Investors betting against Tesla's stock have lost more than $8 billion since the beginning of the year, according to data from S3 Partners, including nearly $2.5 billion in losses on Monday's surge alone.
Tesla has more short sellers than any other U.S. stock, S3 says, with over 18% of its publicly available shares sold short. The short sellers are investors who borrow shares from a bank and then sell them, hoping the stock will go down. If it does, then the short sellers buy them back at lower prices and return them to the bank, profiting on the difference.
But the opposite is happening with Tesla. If a stock price instead trends higher, short sellers are forced to buy back the equity at a higher price in order to cut their mounting losses. With shares of Elon Musk's automaker ripping more than 14% higher in Monday trading, losses are climbing for shorts.
The stock closed up nearly 20% on Monday at a record high $780.00 a share.
S3 Partners' Ihor Dusaniwsky said Tesla shorts are down $8.3 billion in mark-to-market losses so far in 2020, including almost $2.5 billion in mark-to-market losses on Monday.
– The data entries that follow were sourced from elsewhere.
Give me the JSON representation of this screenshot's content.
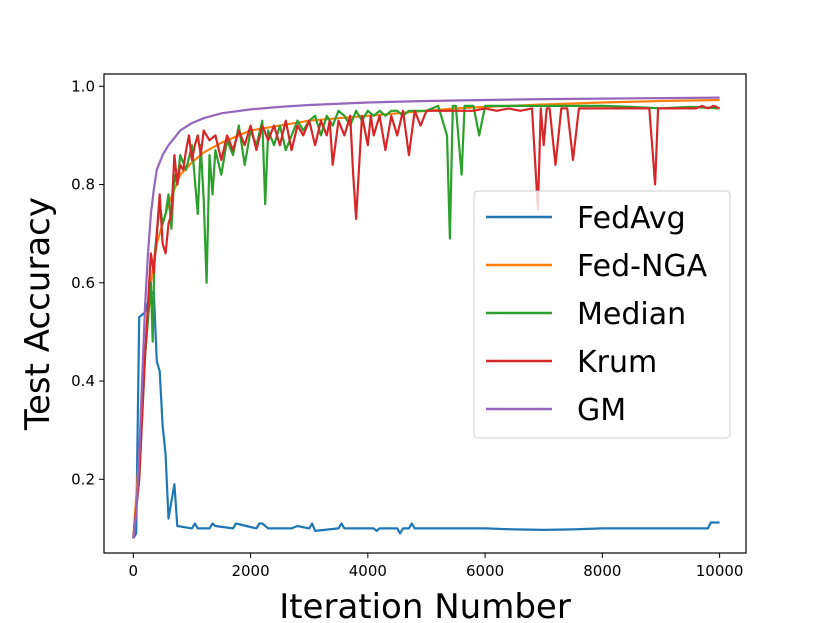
{
  "chart_data": {
    "type": "line",
    "title": "",
    "xlabel": "Iteration Number",
    "ylabel": "Test Accuracy",
    "xlim": [
      -500,
      10450
    ],
    "ylim": [
      0.05,
      1.025
    ],
    "xticks": [
      0,
      2000,
      4000,
      6000,
      8000,
      10000
    ],
    "xtick_labels": [
      "0",
      "2000",
      "4000",
      "6000",
      "8000",
      "10000"
    ],
    "yticks": [
      0.2,
      0.4,
      0.6,
      0.8,
      1.0
    ],
    "ytick_labels": [
      "0.2",
      "0.4",
      "0.6",
      "0.8",
      "1.0"
    ],
    "legend_position": "center-right",
    "series": [
      {
        "name": "FedAvg",
        "color": "#1f77b4",
        "x": [
          0,
          50,
          100,
          200,
          300,
          350,
          400,
          450,
          500,
          550,
          600,
          700,
          750,
          1000,
          1050,
          1100,
          1300,
          1350,
          1400,
          1700,
          1750,
          2100,
          2150,
          2200,
          2300,
          2700,
          2800,
          3000,
          3050,
          3100,
          3500,
          3550,
          3600,
          4100,
          4150,
          4200,
          4500,
          4550,
          4600,
          4700,
          4750,
          4800,
          5000,
          5500,
          6000,
          6500,
          7000,
          7500,
          8000,
          8500,
          9000,
          9500,
          9800,
          9850,
          10000
        ],
        "y": [
          0.08,
          0.09,
          0.53,
          0.54,
          0.58,
          0.58,
          0.44,
          0.42,
          0.31,
          0.25,
          0.12,
          0.19,
          0.105,
          0.1,
          0.11,
          0.1,
          0.1,
          0.11,
          0.105,
          0.1,
          0.11,
          0.1,
          0.11,
          0.11,
          0.1,
          0.1,
          0.105,
          0.1,
          0.11,
          0.095,
          0.1,
          0.11,
          0.1,
          0.1,
          0.095,
          0.1,
          0.1,
          0.09,
          0.1,
          0.1,
          0.11,
          0.1,
          0.1,
          0.1,
          0.1,
          0.098,
          0.097,
          0.098,
          0.1,
          0.1,
          0.1,
          0.1,
          0.1,
          0.112,
          0.112
        ]
      },
      {
        "name": "Fed-NGA",
        "color": "#ff7f0e",
        "x": [
          0,
          100,
          200,
          300,
          400,
          500,
          600,
          700,
          800,
          1000,
          1200,
          1500,
          1800,
          2000,
          2500,
          3000,
          3500,
          4000,
          4500,
          5000,
          5500,
          6000,
          7000,
          8000,
          9000,
          10000
        ],
        "y": [
          0.08,
          0.25,
          0.45,
          0.6,
          0.68,
          0.72,
          0.76,
          0.79,
          0.82,
          0.845,
          0.865,
          0.885,
          0.9,
          0.91,
          0.92,
          0.93,
          0.935,
          0.94,
          0.945,
          0.95,
          0.955,
          0.958,
          0.963,
          0.967,
          0.97,
          0.972
        ]
      },
      {
        "name": "Median",
        "color": "#2ca02c",
        "x": [
          0,
          100,
          200,
          300,
          330,
          360,
          400,
          450,
          500,
          550,
          600,
          650,
          700,
          750,
          800,
          900,
          1000,
          1100,
          1150,
          1200,
          1250,
          1300,
          1350,
          1400,
          1500,
          1600,
          1700,
          1800,
          1900,
          2000,
          2100,
          2200,
          2250,
          2300,
          2400,
          2500,
          2600,
          2700,
          2800,
          2900,
          3000,
          3100,
          3200,
          3300,
          3400,
          3500,
          3600,
          3700,
          3800,
          3900,
          4000,
          4100,
          4200,
          4300,
          4400,
          4500,
          4600,
          4700,
          4800,
          4900,
          5000,
          5200,
          5350,
          5400,
          5450,
          5500,
          5600,
          5650,
          5700,
          5800,
          5900,
          6000,
          6200,
          6400,
          6500,
          6600,
          6800,
          7000,
          7500,
          8000,
          8500,
          9000,
          9500,
          10000
        ],
        "y": [
          0.08,
          0.2,
          0.45,
          0.6,
          0.48,
          0.65,
          0.7,
          0.76,
          0.72,
          0.74,
          0.78,
          0.71,
          0.82,
          0.8,
          0.86,
          0.83,
          0.88,
          0.74,
          0.88,
          0.77,
          0.6,
          0.86,
          0.78,
          0.87,
          0.82,
          0.89,
          0.86,
          0.92,
          0.84,
          0.91,
          0.88,
          0.93,
          0.76,
          0.91,
          0.88,
          0.92,
          0.87,
          0.9,
          0.93,
          0.91,
          0.93,
          0.94,
          0.9,
          0.94,
          0.92,
          0.95,
          0.94,
          0.92,
          0.95,
          0.93,
          0.95,
          0.94,
          0.95,
          0.94,
          0.95,
          0.95,
          0.94,
          0.95,
          0.95,
          0.95,
          0.95,
          0.96,
          0.9,
          0.69,
          0.96,
          0.96,
          0.82,
          0.96,
          0.96,
          0.96,
          0.9,
          0.96,
          0.96,
          0.96,
          0.96,
          0.96,
          0.96,
          0.96,
          0.96,
          0.96,
          0.958,
          0.955,
          0.958,
          0.955
        ]
      },
      {
        "name": "Krum",
        "color": "#d62728",
        "x": [
          0,
          100,
          200,
          300,
          350,
          400,
          450,
          500,
          550,
          600,
          650,
          700,
          750,
          800,
          850,
          900,
          950,
          1000,
          1050,
          1100,
          1150,
          1200,
          1300,
          1400,
          1500,
          1600,
          1700,
          1800,
          1900,
          2000,
          2100,
          2200,
          2300,
          2400,
          2500,
          2600,
          2700,
          2800,
          2900,
          3000,
          3100,
          3200,
          3300,
          3350,
          3400,
          3500,
          3600,
          3700,
          3750,
          3800,
          3900,
          4000,
          4050,
          4100,
          4200,
          4300,
          4400,
          4500,
          4600,
          4700,
          4800,
          4900,
          5000,
          5200,
          5400,
          5600,
          5800,
          6000,
          6200,
          6400,
          6600,
          6800,
          6900,
          6950,
          7000,
          7050,
          7100,
          7200,
          7300,
          7400,
          7500,
          7600,
          7800,
          8000,
          8300,
          8500,
          8800,
          8900,
          8950,
          9000,
          9100,
          9300,
          9500,
          9600,
          9700,
          9800,
          9900,
          10000
        ],
        "y": [
          0.08,
          0.2,
          0.45,
          0.66,
          0.62,
          0.7,
          0.78,
          0.68,
          0.66,
          0.72,
          0.74,
          0.86,
          0.8,
          0.84,
          0.83,
          0.87,
          0.9,
          0.85,
          0.88,
          0.9,
          0.86,
          0.91,
          0.89,
          0.9,
          0.85,
          0.9,
          0.87,
          0.91,
          0.88,
          0.92,
          0.87,
          0.92,
          0.89,
          0.92,
          0.88,
          0.93,
          0.87,
          0.92,
          0.9,
          0.93,
          0.88,
          0.93,
          0.9,
          0.93,
          0.84,
          0.93,
          0.9,
          0.94,
          0.82,
          0.73,
          0.94,
          0.88,
          0.94,
          0.9,
          0.94,
          0.87,
          0.94,
          0.9,
          0.95,
          0.86,
          0.95,
          0.92,
          0.95,
          0.95,
          0.95,
          0.95,
          0.95,
          0.955,
          0.95,
          0.955,
          0.95,
          0.955,
          0.75,
          0.955,
          0.88,
          0.955,
          0.955,
          0.84,
          0.955,
          0.955,
          0.85,
          0.955,
          0.955,
          0.955,
          0.955,
          0.955,
          0.955,
          0.8,
          0.955,
          0.955,
          0.955,
          0.955,
          0.955,
          0.955,
          0.96,
          0.955,
          0.96,
          0.955
        ]
      },
      {
        "name": "GM",
        "color": "#9467bd",
        "x": [
          0,
          50,
          100,
          150,
          200,
          250,
          300,
          350,
          400,
          500,
          600,
          700,
          800,
          1000,
          1200,
          1500,
          2000,
          2500,
          3000,
          4000,
          5000,
          6000,
          7000,
          8000,
          9000,
          10000
        ],
        "y": [
          0.08,
          0.13,
          0.25,
          0.4,
          0.55,
          0.66,
          0.74,
          0.79,
          0.83,
          0.86,
          0.88,
          0.895,
          0.91,
          0.925,
          0.935,
          0.945,
          0.953,
          0.958,
          0.962,
          0.967,
          0.97,
          0.972,
          0.974,
          0.975,
          0.976,
          0.977
        ]
      }
    ]
  }
}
Tesla's stock has climbed nearly 220% in the past six months and passed the $700-a-share level for the first time. Dusaniwsky said that, since the stock was under $200 a share in June, Tesla short sellers have covered $12.6 billion worth of stock. That's a factor that is likely fueling Tesla's current rally: If enough short sellers buy in tandem, it can create higher demand and itself drive the equity price even higher, a phenomenon also known as "a short squeeze."